For his new manuscript, Ellens needed a “good polish.” When he finally landed with a hybrid publisher, he was hoping to connect with a publisher who would publish his novel as with as much passion as he had written it. He was impressed by how MPP “delivered an elegant product with skilled teamwork, and care and attention to detail.”

 

Marketing, however, is another animal … one that authors often find daunting. He found himself at loose ends about approaching social media, so he started with a different route that suited him better: hitting the pavement. Ellens is on a quest to meet face-to-face with each and every library and bookstore in the lower peninsula of Michigan and give them his pitch for his new young adult, fiction tale with strong themes of nature, adventure, and time travel woven through it. 

 

Ellens says, “To put it in context, when I started at MPP, I started at zero.” He had no social media accounts, no website, little knowledge of marketing in general. “So, I pressed it pretty hard and made a pest of myself online.
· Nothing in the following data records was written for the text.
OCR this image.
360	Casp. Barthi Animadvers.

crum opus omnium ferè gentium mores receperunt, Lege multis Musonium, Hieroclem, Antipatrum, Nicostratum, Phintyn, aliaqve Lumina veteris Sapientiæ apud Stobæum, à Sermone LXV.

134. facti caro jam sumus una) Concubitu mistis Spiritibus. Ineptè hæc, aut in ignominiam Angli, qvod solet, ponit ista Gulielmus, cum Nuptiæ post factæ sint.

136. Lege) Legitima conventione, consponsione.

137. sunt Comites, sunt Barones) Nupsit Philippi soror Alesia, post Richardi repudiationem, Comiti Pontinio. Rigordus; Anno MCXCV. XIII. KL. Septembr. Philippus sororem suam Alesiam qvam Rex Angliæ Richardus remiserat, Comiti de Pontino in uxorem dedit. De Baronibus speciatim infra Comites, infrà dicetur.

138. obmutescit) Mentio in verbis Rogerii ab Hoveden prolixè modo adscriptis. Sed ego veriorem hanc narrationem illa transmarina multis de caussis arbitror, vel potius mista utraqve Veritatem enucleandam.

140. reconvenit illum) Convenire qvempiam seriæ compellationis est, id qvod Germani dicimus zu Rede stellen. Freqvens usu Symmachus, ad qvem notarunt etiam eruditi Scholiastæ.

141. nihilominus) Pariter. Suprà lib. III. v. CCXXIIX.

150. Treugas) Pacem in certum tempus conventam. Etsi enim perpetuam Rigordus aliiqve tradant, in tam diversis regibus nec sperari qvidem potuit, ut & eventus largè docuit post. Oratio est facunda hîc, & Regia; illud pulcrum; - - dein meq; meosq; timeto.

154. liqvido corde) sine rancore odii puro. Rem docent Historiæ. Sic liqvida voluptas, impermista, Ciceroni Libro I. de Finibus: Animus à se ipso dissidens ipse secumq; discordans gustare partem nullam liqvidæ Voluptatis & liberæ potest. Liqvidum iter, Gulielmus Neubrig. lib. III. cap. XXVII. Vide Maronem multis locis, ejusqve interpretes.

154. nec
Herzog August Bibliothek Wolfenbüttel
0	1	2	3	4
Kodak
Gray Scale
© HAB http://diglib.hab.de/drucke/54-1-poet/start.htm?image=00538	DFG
I wanted to brand myself as a woodsman who lives in the woods—the authentic me for the last decade!” He estimates that ninety percent of the content he now puts out is getting his book title in front of people. On all his sites—Instagram, Facebook, LinkedIn, website, blog—he posts every day and this has changed his lifestyle.



 


Used to being out in the woods every day, Ellens now spends only about twenty percent of his time at his beloved forest property. Instead, he’s out making cold calls, bringing the MPP sell sheet, and telling them about the book—he puts a face on it to booksellers. This has led to plenty of author events; incredibly, he’s scheduled out for the next eight months. He doesn’t say no to anything—readings, book fairs, radio and TV interviews. All he knows is that he’s trending after these visits. Ellens’s theory is that if he sits still, it drifts off, the buzz of it all, his book’s attention. So, he “wiggled his way through [marketing] and basically did as the experts told me.” Ellens promotes his work the same way he wrote his book, with energy and passion.

 

And it’s working. Sales are going up, and Ellens is finding out how supportive readers and booksellers are for his book. Nearly all of the people he contacts respond positively. He concludes, “The way I am looking at things is that what we have done so far—everything we have done (Amazon enhancements, Goodreads giveaways, net galley, websites, social media, media blitzes, press releases, and more)—has created a solid foundation to build on as time goes on. None of the things would be enough on their own, but together they are a force.”

 

Ellens believes the MPP imprint carries a lot of weight. “It is a well-respected, professional home for this book. I was happy with the self-publishing solution for my first four books.  But those books did not have the potential that this story does. The imprint I have used in the past does not carry the same mainstream impression in my own mind or the mind of the people I am talking to as MPP does.”  In his first four books, he had done his own editing and design but admits it was not near the caliber of Mission Point Press.

 

From Ellens point of view, “MPP should not be put in the pack with other hybrid publishers. I think they have a whole lot more depth. They have high quality people and a robust publishing process. The results speak for themselves. I found my publishing experience with MPP to be a trouble-free way to do it.”

 

Cheers to you, Dan Ellens. Now, get back to your woods.